Nonetheless, it’s often an important question to ask what the balance is between males and females in various groups. And so we must rely on indirect techniques.
The approach I use is fairly straightforward. I first look at the first name of the person. Some first names are very predictive — it is unlikely that a Charles is going to be female, and so any Charles we see I will count as male.
Some names are androgynous (Chris? Lee? Pat?), and we have to look at the person’s profile for indications. People often say “wife of” or “father to”, etc. By looking for these key phrases in a person’s profile I can make an educated guess.
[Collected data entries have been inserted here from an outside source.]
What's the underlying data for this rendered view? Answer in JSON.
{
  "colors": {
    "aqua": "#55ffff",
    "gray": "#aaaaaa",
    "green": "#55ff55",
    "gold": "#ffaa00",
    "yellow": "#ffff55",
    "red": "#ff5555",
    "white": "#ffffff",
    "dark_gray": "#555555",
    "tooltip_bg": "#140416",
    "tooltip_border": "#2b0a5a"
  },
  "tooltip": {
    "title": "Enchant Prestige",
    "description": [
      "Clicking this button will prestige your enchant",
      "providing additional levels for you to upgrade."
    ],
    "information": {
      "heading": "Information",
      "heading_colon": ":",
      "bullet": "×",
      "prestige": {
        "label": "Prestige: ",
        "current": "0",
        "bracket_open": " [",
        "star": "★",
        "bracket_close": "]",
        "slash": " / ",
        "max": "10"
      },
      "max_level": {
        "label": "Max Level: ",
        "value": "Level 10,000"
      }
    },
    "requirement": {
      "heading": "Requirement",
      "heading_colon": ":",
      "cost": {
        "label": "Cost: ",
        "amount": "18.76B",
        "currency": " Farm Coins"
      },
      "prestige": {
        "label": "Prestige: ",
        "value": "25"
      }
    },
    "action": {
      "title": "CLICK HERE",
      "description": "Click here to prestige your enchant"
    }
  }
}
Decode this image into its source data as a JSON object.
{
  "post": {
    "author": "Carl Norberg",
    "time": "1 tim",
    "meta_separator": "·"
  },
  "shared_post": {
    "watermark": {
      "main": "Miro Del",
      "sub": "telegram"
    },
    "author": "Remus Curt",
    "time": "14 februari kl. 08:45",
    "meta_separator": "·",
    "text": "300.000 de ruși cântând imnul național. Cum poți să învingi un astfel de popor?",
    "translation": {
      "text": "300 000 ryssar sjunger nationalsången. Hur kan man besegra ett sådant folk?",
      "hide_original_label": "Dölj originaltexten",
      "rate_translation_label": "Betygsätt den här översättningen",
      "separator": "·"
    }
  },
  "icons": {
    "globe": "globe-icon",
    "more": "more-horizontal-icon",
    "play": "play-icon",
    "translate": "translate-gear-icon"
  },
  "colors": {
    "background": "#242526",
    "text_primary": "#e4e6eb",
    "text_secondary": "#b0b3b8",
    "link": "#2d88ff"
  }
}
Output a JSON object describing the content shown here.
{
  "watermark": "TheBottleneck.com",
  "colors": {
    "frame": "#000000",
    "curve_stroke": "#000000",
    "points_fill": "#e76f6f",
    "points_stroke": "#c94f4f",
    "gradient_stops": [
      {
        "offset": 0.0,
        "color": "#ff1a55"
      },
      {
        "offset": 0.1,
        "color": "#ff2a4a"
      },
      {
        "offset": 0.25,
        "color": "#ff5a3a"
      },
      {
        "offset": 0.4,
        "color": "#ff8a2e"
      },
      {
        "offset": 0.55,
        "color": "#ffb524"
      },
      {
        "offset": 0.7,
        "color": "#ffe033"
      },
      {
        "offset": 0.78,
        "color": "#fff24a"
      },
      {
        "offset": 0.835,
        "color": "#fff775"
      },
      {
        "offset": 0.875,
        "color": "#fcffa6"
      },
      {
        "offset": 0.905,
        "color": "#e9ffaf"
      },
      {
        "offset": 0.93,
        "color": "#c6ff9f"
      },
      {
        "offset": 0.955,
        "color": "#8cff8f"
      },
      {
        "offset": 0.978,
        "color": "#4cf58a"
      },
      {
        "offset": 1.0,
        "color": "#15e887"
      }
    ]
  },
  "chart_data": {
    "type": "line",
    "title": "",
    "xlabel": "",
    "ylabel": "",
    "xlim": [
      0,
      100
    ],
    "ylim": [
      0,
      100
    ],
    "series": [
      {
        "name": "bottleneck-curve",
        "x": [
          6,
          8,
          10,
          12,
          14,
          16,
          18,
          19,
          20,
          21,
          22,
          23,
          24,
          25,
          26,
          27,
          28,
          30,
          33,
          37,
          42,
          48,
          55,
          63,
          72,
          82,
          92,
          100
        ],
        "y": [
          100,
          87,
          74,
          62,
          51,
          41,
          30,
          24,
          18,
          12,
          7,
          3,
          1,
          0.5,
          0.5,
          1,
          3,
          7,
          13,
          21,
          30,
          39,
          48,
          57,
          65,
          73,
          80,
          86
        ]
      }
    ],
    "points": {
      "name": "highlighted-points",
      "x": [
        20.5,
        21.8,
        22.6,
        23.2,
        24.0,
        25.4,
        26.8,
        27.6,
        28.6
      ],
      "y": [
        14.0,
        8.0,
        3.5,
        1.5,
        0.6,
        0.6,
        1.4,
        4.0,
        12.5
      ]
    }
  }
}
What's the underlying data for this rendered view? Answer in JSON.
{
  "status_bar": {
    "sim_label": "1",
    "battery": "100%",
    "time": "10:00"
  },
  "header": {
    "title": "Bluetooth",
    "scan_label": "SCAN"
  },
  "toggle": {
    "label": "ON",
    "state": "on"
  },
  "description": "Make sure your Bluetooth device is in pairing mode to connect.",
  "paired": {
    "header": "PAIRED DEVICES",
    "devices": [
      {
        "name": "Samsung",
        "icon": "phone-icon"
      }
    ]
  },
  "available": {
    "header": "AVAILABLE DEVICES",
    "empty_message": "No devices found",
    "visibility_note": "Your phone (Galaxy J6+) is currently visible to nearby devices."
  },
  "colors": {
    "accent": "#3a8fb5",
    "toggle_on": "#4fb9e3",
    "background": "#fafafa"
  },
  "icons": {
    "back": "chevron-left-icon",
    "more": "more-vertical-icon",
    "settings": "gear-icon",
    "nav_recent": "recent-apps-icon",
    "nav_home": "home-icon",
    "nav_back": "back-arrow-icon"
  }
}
Even with all these techniques, in general I can classify people’s gender about 50% of the time. There are researchers out there who feel they can look at the wording people use in their status updates to make a better assessment of people’s gender, but I have not moved towards that approach yet. It may be true, but I suspect that they may just be building a predictive model for their existing data.
Given that we can only guess at half of the Twitter users, what do we do about the half we cannot guess? At this point, I mostly ignore them.
No matter what, estimations of gender on Twitter will always have a caveat: The statistics apply to those who are identifiably one sex or another only.
1 I appreciate that gender is more complicated than male/female; unfortunately I don’t think I can do much about it in this case.